Seriously: State Sen. Jim Ferlo, D-Bloomfield, is "elated" the G-20 is coming to Pittsburgh.
He just thinks some civil disobedience may be in order, that's all.
Mr. Ferlo told an audience at the University of Pittsburgh Wednesday night that the G-20 summit needed a "little civil disobedience" and reminded them that United Steelworkers President Leo Gerard had characterized the summit's world leaders as "criminals."
"I hope I don't get thrown out of the Pennsylvania Senate" for saying this, Mr. Ferlo joked in remarks made during the intermission of "The Point of Pittsburgh," a theatrical presentation featuring music, images and readings from a book of the same name by Charles McCollester.
In a phone interview yesterday, Mr. Ferlo called the G-20 summit "a positive development for Pittsburgh," and said he looked forward to helping arrange tours for delegates and journalists -- perhaps in a "green" trolley -- of the city's environmentally sustainable buildings and projects.
But, Mr. Ferlo added, he also hopes that protesters' voices will be heard during the event, preferably in a peaceful "free speech" venue near the David L. Lawrence Convention Center, where leaders will be meeting.
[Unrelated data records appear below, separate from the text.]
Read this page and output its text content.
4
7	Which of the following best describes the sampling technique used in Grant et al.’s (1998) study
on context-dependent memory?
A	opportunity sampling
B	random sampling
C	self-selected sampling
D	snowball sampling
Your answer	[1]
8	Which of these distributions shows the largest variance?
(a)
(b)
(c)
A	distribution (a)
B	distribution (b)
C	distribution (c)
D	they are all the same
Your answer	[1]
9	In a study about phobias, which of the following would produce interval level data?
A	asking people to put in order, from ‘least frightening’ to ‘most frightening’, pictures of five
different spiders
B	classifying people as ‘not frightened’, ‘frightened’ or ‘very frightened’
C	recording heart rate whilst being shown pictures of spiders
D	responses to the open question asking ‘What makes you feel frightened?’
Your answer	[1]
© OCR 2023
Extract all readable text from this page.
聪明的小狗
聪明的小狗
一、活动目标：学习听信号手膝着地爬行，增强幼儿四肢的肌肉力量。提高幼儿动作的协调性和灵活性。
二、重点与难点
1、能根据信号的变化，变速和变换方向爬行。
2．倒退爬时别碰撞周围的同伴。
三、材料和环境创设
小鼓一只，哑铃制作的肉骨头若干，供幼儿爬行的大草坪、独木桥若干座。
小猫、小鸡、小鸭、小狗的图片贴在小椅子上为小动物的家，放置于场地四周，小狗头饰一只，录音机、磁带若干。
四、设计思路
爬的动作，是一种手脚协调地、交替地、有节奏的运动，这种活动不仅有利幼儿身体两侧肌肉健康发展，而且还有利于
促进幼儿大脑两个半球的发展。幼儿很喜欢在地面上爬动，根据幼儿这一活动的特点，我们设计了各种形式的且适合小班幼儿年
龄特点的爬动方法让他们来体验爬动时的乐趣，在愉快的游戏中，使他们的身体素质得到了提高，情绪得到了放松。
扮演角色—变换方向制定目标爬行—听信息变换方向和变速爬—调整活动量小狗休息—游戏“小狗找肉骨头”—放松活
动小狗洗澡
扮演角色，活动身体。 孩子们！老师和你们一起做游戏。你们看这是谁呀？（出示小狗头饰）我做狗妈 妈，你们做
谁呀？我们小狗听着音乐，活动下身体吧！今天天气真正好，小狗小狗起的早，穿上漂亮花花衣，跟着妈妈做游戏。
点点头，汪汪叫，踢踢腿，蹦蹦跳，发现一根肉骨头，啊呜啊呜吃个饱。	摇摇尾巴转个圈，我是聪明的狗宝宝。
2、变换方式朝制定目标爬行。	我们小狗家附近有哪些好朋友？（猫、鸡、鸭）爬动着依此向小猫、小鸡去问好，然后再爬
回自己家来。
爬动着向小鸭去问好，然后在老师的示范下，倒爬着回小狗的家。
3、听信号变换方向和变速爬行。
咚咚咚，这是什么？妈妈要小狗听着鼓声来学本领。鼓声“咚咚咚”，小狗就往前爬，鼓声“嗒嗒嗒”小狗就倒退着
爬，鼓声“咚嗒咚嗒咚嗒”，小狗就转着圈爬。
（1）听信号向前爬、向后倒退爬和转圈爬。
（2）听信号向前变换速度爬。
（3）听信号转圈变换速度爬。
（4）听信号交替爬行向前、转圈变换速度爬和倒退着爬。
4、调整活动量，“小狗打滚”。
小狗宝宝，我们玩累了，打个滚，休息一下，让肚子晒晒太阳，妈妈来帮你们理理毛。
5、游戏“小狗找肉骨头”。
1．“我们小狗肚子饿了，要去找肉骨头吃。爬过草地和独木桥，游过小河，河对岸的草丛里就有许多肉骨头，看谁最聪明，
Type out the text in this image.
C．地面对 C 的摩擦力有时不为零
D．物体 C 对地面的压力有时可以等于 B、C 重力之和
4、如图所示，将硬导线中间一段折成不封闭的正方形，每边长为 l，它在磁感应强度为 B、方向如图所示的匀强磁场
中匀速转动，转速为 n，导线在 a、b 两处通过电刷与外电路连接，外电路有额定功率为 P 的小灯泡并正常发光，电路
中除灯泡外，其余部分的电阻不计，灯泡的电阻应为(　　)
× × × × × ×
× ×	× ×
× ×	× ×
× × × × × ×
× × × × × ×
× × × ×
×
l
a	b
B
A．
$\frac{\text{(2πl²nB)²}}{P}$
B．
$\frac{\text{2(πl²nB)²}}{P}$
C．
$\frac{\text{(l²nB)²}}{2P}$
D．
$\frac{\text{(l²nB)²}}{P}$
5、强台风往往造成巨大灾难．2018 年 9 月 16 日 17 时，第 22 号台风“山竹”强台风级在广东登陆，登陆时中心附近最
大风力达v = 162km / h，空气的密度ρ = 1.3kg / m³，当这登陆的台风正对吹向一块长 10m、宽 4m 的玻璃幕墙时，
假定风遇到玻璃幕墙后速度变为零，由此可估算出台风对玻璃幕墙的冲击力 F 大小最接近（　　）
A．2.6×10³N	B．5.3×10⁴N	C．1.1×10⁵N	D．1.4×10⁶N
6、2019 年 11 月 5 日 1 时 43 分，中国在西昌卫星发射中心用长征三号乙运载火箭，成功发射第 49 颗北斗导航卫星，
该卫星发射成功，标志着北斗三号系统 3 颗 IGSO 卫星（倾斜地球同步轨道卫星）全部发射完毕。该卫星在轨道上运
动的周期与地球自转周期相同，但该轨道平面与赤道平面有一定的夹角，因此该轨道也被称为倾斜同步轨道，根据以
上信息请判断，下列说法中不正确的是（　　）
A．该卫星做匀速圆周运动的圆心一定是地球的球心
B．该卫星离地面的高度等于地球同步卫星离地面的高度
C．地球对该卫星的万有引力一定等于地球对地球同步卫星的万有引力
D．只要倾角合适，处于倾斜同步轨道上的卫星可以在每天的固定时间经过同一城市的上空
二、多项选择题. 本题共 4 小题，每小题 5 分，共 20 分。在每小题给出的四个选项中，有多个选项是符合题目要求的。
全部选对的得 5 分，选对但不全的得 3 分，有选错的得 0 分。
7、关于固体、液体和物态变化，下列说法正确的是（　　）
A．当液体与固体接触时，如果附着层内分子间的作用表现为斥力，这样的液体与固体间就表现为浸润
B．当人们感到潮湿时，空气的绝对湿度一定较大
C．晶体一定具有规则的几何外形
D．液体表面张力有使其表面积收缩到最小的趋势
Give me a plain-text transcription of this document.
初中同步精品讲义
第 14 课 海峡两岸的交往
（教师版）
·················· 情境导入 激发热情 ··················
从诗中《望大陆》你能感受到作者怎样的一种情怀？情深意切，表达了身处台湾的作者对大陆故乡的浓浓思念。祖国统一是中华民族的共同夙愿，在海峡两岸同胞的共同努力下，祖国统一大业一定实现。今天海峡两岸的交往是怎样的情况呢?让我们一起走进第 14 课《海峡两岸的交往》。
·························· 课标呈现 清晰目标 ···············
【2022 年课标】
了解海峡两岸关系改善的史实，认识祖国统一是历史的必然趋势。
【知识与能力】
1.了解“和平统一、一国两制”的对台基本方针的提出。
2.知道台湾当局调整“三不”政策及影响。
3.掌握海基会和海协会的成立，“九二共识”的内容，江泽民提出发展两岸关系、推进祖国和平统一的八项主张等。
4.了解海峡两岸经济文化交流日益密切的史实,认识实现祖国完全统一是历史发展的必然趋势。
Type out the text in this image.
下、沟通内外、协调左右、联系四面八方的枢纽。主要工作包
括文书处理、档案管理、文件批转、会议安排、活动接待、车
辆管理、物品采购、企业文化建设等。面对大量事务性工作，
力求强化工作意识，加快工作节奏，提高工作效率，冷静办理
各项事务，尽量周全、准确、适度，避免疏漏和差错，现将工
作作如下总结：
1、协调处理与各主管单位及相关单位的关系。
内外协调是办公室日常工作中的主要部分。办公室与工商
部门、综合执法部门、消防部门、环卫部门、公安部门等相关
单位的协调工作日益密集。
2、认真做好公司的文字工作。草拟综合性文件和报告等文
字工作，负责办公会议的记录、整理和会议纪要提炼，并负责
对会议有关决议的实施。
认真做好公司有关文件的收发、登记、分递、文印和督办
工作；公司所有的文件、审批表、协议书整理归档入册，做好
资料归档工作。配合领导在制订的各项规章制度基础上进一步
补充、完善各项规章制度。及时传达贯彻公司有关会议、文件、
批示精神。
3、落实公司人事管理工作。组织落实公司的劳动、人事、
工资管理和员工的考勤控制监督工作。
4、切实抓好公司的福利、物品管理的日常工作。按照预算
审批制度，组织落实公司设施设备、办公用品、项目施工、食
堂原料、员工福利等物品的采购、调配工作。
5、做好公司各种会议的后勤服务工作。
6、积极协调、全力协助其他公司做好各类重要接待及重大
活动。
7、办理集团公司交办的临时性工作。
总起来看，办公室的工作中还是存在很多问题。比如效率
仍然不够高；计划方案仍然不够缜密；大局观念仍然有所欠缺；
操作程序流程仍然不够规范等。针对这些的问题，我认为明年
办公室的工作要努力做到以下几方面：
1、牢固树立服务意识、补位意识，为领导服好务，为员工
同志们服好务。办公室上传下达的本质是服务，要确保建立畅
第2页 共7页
"I feel a great need that we as a community provide an opportunity for those who are less than thrilled with the politics of those countries who these individuals represent," he said. "I don't think they're going to address issues of equity and economic control," he said. "This is not a group that has the interests of working people at heart."
So, he's readying a proposal for a free speech zone -- an area for protesters with a stage and a public address system -- near Liberty Avenue, perhaps between the Doubletree Hotel and 10th Street.
"We need to take the offensive locally, so that legitimate, peaceful, Democratic protest be allowed. I just don't want a situation where we're naive about the right of people to protest individual issues."
Mr. Ferlo has some experience in political street theater. A longtime activist before entering public office, he was once carried bodily out of a City Council meeting and, in 1991, chained himself to Oakland's the Syria Mosque in an effort to prevent its demolition.
"I haven't really changed," Mr. Ferlo said. "If folks like myself don't begin to think, talk and speak locally with the executive branch, there will be a terrible vacuum as we go into that weekend."